Çin'in Organ Kaçakçılığının Yeni Kaynağı Uygurlar

TAKİP ET

Soykırımcı kızıl Çin'in Uygurların ve birçok farklı etnik kökenden insanın organlarını kaçırdığı ve bunun ticaretini yaptığı bir süredir dünya kamuoyunu meşgul ediyor.

İngiliz Telegraph gazetesinin konuya ilişkin haberi Türkçeye çevrildi. 

Haberde Doğu Türkistan'ın, soykırımcı Çin'in organ kaçakçılığı için bir kaynak haline dönüştüğü iddiaları yer alıyor: 


İngiliz Bilimi, Çin'in Kaçakçılığına Yardım ve Yataklık mı Ediyor?


Mart 2005 ile Eylül 2006 arasında, Annie Yang, Falun Gong fikrine bağlılığından dolayı Pekin dışındaki bir çalışma kampında günde 20 saate kadar işkence gördü .

Yang'a yapılan işkenceler acımasızdı. Ama birkaç haftada bir garip bir uygulama yapılırdı. O ve tutsak arkadaşları, perdeleri çekilmiş bir hapishane otobüsüne bindirilip yakındaki bir polis hastanesine götürülüyordu.

Orada kapsamlı bir dizi tıbbi muayeneden geçtiler: Taramalar, kan testleri, röntgen, adını siz koyun. Travma yaşayan kadınlar şaşkına dönüyordu.

Onlara bu kadar nedensizce işkence eden bir rejim, görünüşe göre onların temel sağlıklarıyla da ilgileniyordu?

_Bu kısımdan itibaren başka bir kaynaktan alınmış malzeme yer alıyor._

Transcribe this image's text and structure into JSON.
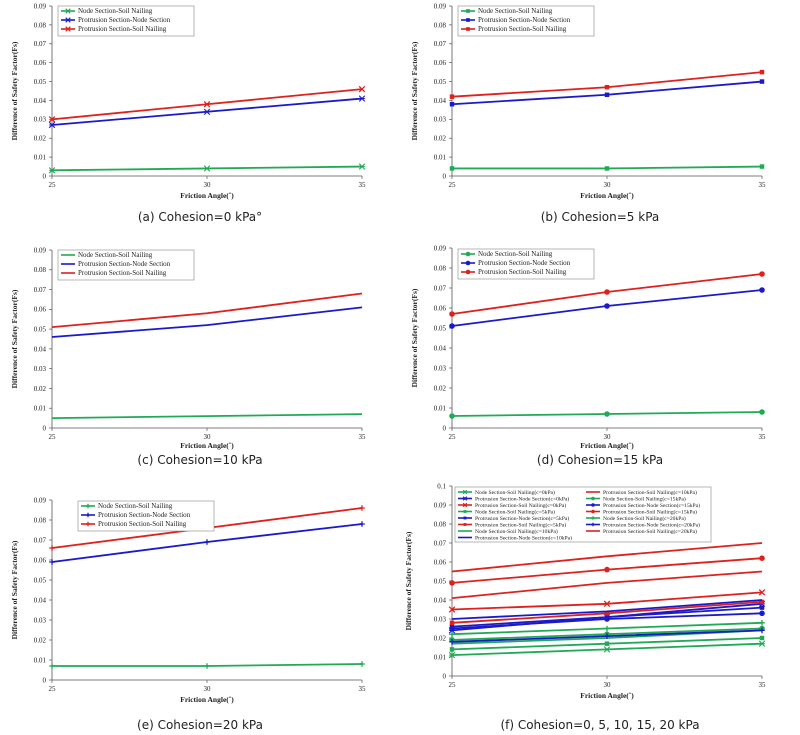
{
  "colors": {
    "green": "#1faa55",
    "blue": "#1a1acc",
    "red": "#e0201c"
  },
  "chart_data": [
    {
      "type": "line",
      "caption": "(a) Cohesion=0 kPa°",
      "xlabel": "Friction Angle(˚)",
      "ylabel": "Difference of Safety Factor(Fs)",
      "x": [
        25,
        30,
        35
      ],
      "xticks": [
        25,
        30,
        35
      ],
      "ylim": [
        0,
        0.09
      ],
      "yticks": [
        0,
        0.01,
        0.02,
        0.03,
        0.04,
        0.05,
        0.06,
        0.07,
        0.08,
        0.09
      ],
      "legend_position": "top-left",
      "series": [
        {
          "name": "Node Section-Soil Nailing",
          "values": [
            0.003,
            0.004,
            0.005
          ],
          "color": "#1faa55",
          "marker": "star"
        },
        {
          "name": "Protrusion Section-Node Section",
          "values": [
            0.027,
            0.034,
            0.041
          ],
          "color": "#1a1acc",
          "marker": "star"
        },
        {
          "name": "Protrusion Section-Soil Nailing",
          "values": [
            0.03,
            0.038,
            0.046
          ],
          "color": "#e0201c",
          "marker": "x"
        }
      ]
    },
    {
      "type": "line",
      "caption": "(b) Cohesion=5 kPa",
      "xlabel": "Friction Angle(˚)",
      "ylabel": "Difference of Safety Factor(Fs)",
      "x": [
        25,
        30,
        35
      ],
      "xticks": [
        25,
        30,
        35
      ],
      "ylim": [
        0,
        0.09
      ],
      "yticks": [
        0,
        0.01,
        0.02,
        0.03,
        0.04,
        0.05,
        0.06,
        0.07,
        0.08,
        0.09
      ],
      "legend_position": "top-left",
      "series": [
        {
          "name": "Node Section-Soil Nailing",
          "values": [
            0.004,
            0.004,
            0.005
          ],
          "color": "#1faa55",
          "marker": "square"
        },
        {
          "name": "Protrusion Section-Node Section",
          "values": [
            0.038,
            0.043,
            0.05
          ],
          "color": "#1a1acc",
          "marker": "square"
        },
        {
          "name": "Protrusion Section-Soil Nailing",
          "values": [
            0.042,
            0.047,
            0.055
          ],
          "color": "#e0201c",
          "marker": "square"
        }
      ]
    },
    {
      "type": "line",
      "caption": "(c) Cohesion=10 kPa",
      "xlabel": "Friction Angle(˚)",
      "ylabel": "Difference of Safety Factor(Fs)",
      "x": [
        25,
        30,
        35
      ],
      "xticks": [
        25,
        30,
        35
      ],
      "ylim": [
        0,
        0.09
      ],
      "yticks": [
        0,
        0.01,
        0.02,
        0.03,
        0.04,
        0.05,
        0.06,
        0.07,
        0.08,
        0.09
      ],
      "legend_position": "top-left",
      "series": [
        {
          "name": "Node Section-Soil Nailing",
          "values": [
            0.005,
            0.006,
            0.007
          ],
          "color": "#1faa55",
          "marker": "none"
        },
        {
          "name": "Protrusion Section-Node Section",
          "values": [
            0.046,
            0.052,
            0.061
          ],
          "color": "#1a1acc",
          "marker": "none"
        },
        {
          "name": "Protrusion Section-Soil Nailing",
          "values": [
            0.051,
            0.058,
            0.068
          ],
          "color": "#e0201c",
          "marker": "none"
        }
      ]
    },
    {
      "type": "line",
      "caption": "(d) Cohesion=15 kPa",
      "xlabel": "Friction Angle(˚)",
      "ylabel": "Difference of Safety Factor(Fs)",
      "x": [
        25,
        30,
        35
      ],
      "xticks": [
        25,
        30,
        35
      ],
      "ylim": [
        0,
        0.09
      ],
      "yticks": [
        0,
        0.01,
        0.02,
        0.03,
        0.04,
        0.05,
        0.06,
        0.07,
        0.08,
        0.09
      ],
      "legend_position": "top-left",
      "series": [
        {
          "name": "Node Section-Soil Nailing",
          "values": [
            0.006,
            0.007,
            0.008
          ],
          "color": "#1faa55",
          "marker": "circle"
        },
        {
          "name": "Protrusion Section-Node Section",
          "values": [
            0.051,
            0.061,
            0.069
          ],
          "color": "#1a1acc",
          "marker": "circle"
        },
        {
          "name": "Protrusion Section-Soil Nailing",
          "values": [
            0.057,
            0.068,
            0.077
          ],
          "color": "#e0201c",
          "marker": "circle"
        }
      ]
    },
    {
      "type": "line",
      "caption": "(e) Cohesion=20 kPa",
      "xlabel": "Friction Angle(˚)",
      "ylabel": "Difference of Safety Factor(Fs)",
      "x": [
        25,
        30,
        35
      ],
      "xticks": [
        25,
        30,
        35
      ],
      "ylim": [
        0,
        0.09
      ],
      "yticks": [
        0,
        0.01,
        0.02,
        0.03,
        0.04,
        0.05,
        0.06,
        0.07,
        0.08,
        0.09
      ],
      "legend_position": "top-right",
      "series": [
        {
          "name": "Node Section-Soil Nailing",
          "values": [
            0.007,
            0.007,
            0.008
          ],
          "color": "#1faa55",
          "marker": "plus"
        },
        {
          "name": "Protrusion Section-Node Section",
          "values": [
            0.059,
            0.069,
            0.078
          ],
          "color": "#1a1acc",
          "marker": "plus"
        },
        {
          "name": "Protrusion Section-Soil Nailing",
          "values": [
            0.066,
            0.076,
            0.086
          ],
          "color": "#e0201c",
          "marker": "plus"
        }
      ]
    },
    {
      "type": "line",
      "caption": "(f) Cohesion=0, 5, 10, 15, 20 kPa",
      "xlabel": "Friction Angle(˚)",
      "ylabel": "Difference of Safety Factor(Fs)",
      "x": [
        25,
        30,
        35
      ],
      "xticks": [
        25,
        30,
        35
      ],
      "ylim": [
        0,
        0.1
      ],
      "yticks": [
        0,
        0.01,
        0.02,
        0.03,
        0.04,
        0.05,
        0.06,
        0.07,
        0.08,
        0.09,
        0.1
      ],
      "legend_position": "top",
      "legend_columns": 2,
      "series": [
        {
          "name": "Node Section-Soil Nailing(c=0kPa)",
          "values": [
            0.011,
            0.014,
            0.017
          ],
          "color": "#1faa55",
          "marker": "star"
        },
        {
          "name": "Protrusion Section-Node Section(c=0kPa)",
          "values": [
            0.024,
            0.031,
            0.038
          ],
          "color": "#1a1acc",
          "marker": "star"
        },
        {
          "name": "Protrusion Section-Soil Nailing(c=0kPa)",
          "values": [
            0.035,
            0.038,
            0.044
          ],
          "color": "#e0201c",
          "marker": "x"
        },
        {
          "name": "Node Section-Soil Nailing(c=5kPa)",
          "values": [
            0.014,
            0.017,
            0.02
          ],
          "color": "#1faa55",
          "marker": "square"
        },
        {
          "name": "Protrusion Section-Node Section(c=5kPa)",
          "values": [
            0.026,
            0.031,
            0.036
          ],
          "color": "#1a1acc",
          "marker": "square"
        },
        {
          "name": "Protrusion Section-Soil Nailing(c=5kPa)",
          "values": [
            0.028,
            0.033,
            0.039
          ],
          "color": "#e0201c",
          "marker": "square"
        },
        {
          "name": "Node Section-Soil Nailing(c=10kPa)",
          "values": [
            0.017,
            0.02,
            0.024
          ],
          "color": "#1faa55",
          "marker": "none"
        },
        {
          "name": "Protrusion Section-Node Section(c=10kPa)",
          "values": [
            0.03,
            0.034,
            0.04
          ],
          "color": "#1a1acc",
          "marker": "none"
        },
        {
          "name": "Protrusion Section-Soil Nailing(c=10kPa)",
          "values": [
            0.041,
            0.049,
            0.055
          ],
          "color": "#e0201c",
          "marker": "none"
        },
        {
          "name": "Node Section-Soil Nailing(c=15kPa)",
          "values": [
            0.019,
            0.022,
            0.025
          ],
          "color": "#1faa55",
          "marker": "circle"
        },
        {
          "name": "Protrusion Section-Node Section(c=15kPa)",
          "values": [
            0.025,
            0.03,
            0.033
          ],
          "color": "#1a1acc",
          "marker": "circle"
        },
        {
          "name": "Protrusion Section-Soil Nailing(c=15kPa)",
          "values": [
            0.049,
            0.056,
            0.062
          ],
          "color": "#e0201c",
          "marker": "circle"
        },
        {
          "name": "Node Section-Soil Nailing(c=20kPa)",
          "values": [
            0.022,
            0.025,
            0.028
          ],
          "color": "#1faa55",
          "marker": "plus"
        },
        {
          "name": "Protrusion Section-Node Section(c=20kPa)",
          "values": [
            0.018,
            0.021,
            0.024
          ],
          "color": "#1a1acc",
          "marker": "plus"
        },
        {
          "name": "Protrusion Section-Soil Nailing(c=20kPa)",
          "values": [
            0.055,
            0.063,
            0.07
          ],
          "color": "#e0201c",
          "marker": "none"
        }
      ]
    }
  ]
}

Bir antika tüccarı olan Yang, kamptan geçici olarak serbest bırakıldıktan sonra İngiltere'ye kaçtığında korkunç gerçeği öğrendi. 

The Telegraph'a verdiği demeçte, "Bana organ toplama raporları gösterildi ve taramaların nedeninin bu olduğunu anladım" dedi. "Bütün vücudum titriyordu - onlardan biri olabilirdim."

Şimdi 59 yaşında ve Londra'da serbest çevirmen olarak çalışan Yang, mahkûm arkadaşlarından kaçının hayatta olduğunu bilmiyor.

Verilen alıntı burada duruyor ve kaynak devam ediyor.